Prerequisites: Greater Weapon Focus, Weapon Focus, and proficiency with the selected weapon, base attack bonus +11.
Benefit: When using a weapon you have Greater Weapon Focus with to make a single attack as a standard action, if your attack roll exceeds the target’s AC by 8 or more, the attack is a critical hit.

And that brings us to Deceitful, which has all the issues of Athletic and Acrobatic and similar feats. Luckily we can use the same solution—look through the relevant feats and seek some design space open for new options.

DECEITFUL
The art of deception is second-nature to you.
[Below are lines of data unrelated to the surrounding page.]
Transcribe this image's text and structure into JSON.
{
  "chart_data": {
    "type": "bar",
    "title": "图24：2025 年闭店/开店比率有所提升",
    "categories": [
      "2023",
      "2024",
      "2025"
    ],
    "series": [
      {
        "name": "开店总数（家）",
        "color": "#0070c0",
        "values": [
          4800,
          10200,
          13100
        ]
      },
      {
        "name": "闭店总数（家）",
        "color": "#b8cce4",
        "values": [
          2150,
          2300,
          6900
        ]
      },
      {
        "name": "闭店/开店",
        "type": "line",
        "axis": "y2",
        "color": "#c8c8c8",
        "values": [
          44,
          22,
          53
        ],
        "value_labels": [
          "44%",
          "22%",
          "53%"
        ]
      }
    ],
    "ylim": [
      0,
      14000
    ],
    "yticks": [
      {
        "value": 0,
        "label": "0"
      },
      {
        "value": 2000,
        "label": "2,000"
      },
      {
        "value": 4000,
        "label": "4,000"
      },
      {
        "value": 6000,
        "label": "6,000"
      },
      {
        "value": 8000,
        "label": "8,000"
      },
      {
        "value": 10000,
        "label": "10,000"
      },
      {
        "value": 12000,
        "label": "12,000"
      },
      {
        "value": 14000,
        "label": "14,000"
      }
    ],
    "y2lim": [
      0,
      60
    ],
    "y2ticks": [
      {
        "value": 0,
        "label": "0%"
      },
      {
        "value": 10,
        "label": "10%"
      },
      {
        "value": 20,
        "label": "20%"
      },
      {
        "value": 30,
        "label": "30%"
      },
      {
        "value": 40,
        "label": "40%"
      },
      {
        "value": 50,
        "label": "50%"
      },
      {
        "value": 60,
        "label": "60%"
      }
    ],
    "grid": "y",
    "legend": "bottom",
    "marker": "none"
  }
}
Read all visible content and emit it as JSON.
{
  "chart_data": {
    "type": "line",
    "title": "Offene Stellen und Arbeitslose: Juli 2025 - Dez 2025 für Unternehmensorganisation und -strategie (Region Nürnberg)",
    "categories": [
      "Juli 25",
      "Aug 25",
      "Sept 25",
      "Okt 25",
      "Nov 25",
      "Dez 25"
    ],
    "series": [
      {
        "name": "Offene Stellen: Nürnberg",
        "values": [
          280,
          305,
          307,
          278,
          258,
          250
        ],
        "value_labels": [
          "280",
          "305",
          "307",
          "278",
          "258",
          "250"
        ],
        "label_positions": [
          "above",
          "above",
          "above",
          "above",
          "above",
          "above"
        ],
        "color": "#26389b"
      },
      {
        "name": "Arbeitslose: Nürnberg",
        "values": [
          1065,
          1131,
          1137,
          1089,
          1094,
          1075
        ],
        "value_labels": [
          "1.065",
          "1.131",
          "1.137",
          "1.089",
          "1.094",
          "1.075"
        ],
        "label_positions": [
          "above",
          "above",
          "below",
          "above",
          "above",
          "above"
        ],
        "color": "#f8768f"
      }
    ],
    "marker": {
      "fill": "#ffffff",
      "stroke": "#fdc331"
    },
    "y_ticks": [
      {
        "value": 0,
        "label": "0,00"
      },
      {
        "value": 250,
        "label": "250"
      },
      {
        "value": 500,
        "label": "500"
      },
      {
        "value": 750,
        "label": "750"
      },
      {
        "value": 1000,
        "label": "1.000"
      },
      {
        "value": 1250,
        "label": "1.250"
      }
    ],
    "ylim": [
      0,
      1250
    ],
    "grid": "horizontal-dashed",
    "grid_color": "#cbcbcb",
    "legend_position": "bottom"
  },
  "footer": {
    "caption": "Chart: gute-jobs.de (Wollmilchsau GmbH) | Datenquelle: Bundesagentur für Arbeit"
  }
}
Benefit: You can use the diversion task of the Bluff skill to allow another character to use the distraction to attempt Stealth or to palm an object. If your skill check is 20 or higher, you can pass a secret message to the character you are making the distraction for informing them of your intention in creating the distraction, and no one who is distracted can attempt a Sense Motive check to learn the gist of that message.
Additionally, the DC of a Perception check to penetrate a successful disguise of yours is increased by +2.